A fresh tranche of the Reserve Bank of India’s (RBI) Sovereign Gold Bonds (SGB) Scheme 2021-22 opened for subscription on Monday. The issue will remain open till October 29. Post subscription, the bonds will be issued on November 2.
What are Sovereign Gold Bonds?
“Sovereign Gold Bonds are gold bonds issued on behalf of the Indian government by RBI. The gold in this bond is sold on a unit-by-unit basis, with each unit's value derived from the underlying 1 gm of 999 quality gold. The price is determined by averaging the closing gold prices for the three working days before the subscription period,” says Renisha Chainani, head of research, Augmont Gold For All, a gold firm that deals from refining to retailing,
She adds that SGB can be purchased from banks, brokers, post offices, and online platforms. The bonds can be purchased in physical, digital, or dematerialized form. To encourage investors to acquire SGBs online, a discount of Rs 50 per gm is granted to those who do so digitally. In addition, RBI issues certificates to all investors.
Throughout the year, RBI releases fresh series of SGBs for sale in the market. So, if you missed the most recent one, you can always wait for the next one to be released. Investors who do not wish to purchase directly from RBI can do so in the secondary market, which includes stock exchanges.
Should you invest?
“SGB is a fantastic choice for those who want to buy gold solely for investment purposes.

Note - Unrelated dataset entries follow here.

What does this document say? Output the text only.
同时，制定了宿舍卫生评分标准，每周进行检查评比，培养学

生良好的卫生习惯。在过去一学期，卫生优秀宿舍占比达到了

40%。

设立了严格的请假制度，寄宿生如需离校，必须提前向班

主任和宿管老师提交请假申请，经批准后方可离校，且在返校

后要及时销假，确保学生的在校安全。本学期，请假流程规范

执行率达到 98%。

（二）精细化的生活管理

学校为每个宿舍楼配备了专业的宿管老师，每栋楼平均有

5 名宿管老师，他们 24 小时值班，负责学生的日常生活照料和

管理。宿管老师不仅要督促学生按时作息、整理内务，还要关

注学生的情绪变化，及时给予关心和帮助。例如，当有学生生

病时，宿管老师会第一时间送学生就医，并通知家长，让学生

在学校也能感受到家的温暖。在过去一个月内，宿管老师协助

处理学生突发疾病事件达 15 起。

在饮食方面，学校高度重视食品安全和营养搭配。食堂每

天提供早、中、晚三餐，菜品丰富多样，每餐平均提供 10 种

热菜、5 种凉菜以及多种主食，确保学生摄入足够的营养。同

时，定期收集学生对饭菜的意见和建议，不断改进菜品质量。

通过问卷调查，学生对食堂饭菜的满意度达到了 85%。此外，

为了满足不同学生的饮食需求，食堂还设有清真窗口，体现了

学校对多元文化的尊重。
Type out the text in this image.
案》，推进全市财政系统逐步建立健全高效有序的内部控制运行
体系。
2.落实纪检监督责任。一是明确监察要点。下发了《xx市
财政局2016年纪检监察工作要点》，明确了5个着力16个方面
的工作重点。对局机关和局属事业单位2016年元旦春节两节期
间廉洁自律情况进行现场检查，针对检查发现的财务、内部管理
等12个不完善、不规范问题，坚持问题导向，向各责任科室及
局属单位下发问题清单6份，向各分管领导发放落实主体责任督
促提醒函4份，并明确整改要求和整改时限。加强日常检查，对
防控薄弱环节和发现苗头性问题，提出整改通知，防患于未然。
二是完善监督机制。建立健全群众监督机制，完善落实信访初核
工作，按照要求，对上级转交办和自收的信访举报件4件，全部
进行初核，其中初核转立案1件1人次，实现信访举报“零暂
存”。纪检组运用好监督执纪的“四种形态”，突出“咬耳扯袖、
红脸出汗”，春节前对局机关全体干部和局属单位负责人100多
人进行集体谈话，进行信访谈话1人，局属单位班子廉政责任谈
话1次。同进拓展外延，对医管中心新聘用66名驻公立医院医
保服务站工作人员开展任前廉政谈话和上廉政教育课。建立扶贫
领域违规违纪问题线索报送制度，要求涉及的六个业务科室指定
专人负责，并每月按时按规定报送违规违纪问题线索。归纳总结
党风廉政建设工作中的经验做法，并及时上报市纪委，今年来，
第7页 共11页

It also offers tax advantages when it matures, but it is not intended for trading,” says Chainani.
Further, SGBs ensure that the quality of gold is maintained and that investors are safeguarded from risk. SGB, on the other hand, can also be used as collateral for loans. “As gold has given more than 10 per cent CAGR (compounded annual growth rate) on a long-term basis, an additional 2.5 per cent makes it more appealing. I would recommend that SGB should constitute around 10 per cent of one’s portfolio,” she adds.
Things To Keep In Mind
There are a few things you need to keep in mind before investing in SGBs.
The first is tenure. “The series is issued with an eight-year fixed tenor, although RBI allows for early redemption after five years from the issuance date. On the payment dates of the coupons, redemption is permitted. If kept in Demat form, these bonds are also marketable on stock exchanges and can be bought and sold through Demat accounts,” says Chainani.
The next is the tax aspect. The interest on the bonds will be taxable under the Income-tax Act, 1961. The capital gain on these bonds' maturity amount is totally tax-free, making them appealing to long-term investors. Long-term capital gains accruing from any person on transnational transactions shall be eligible for indexation benefits.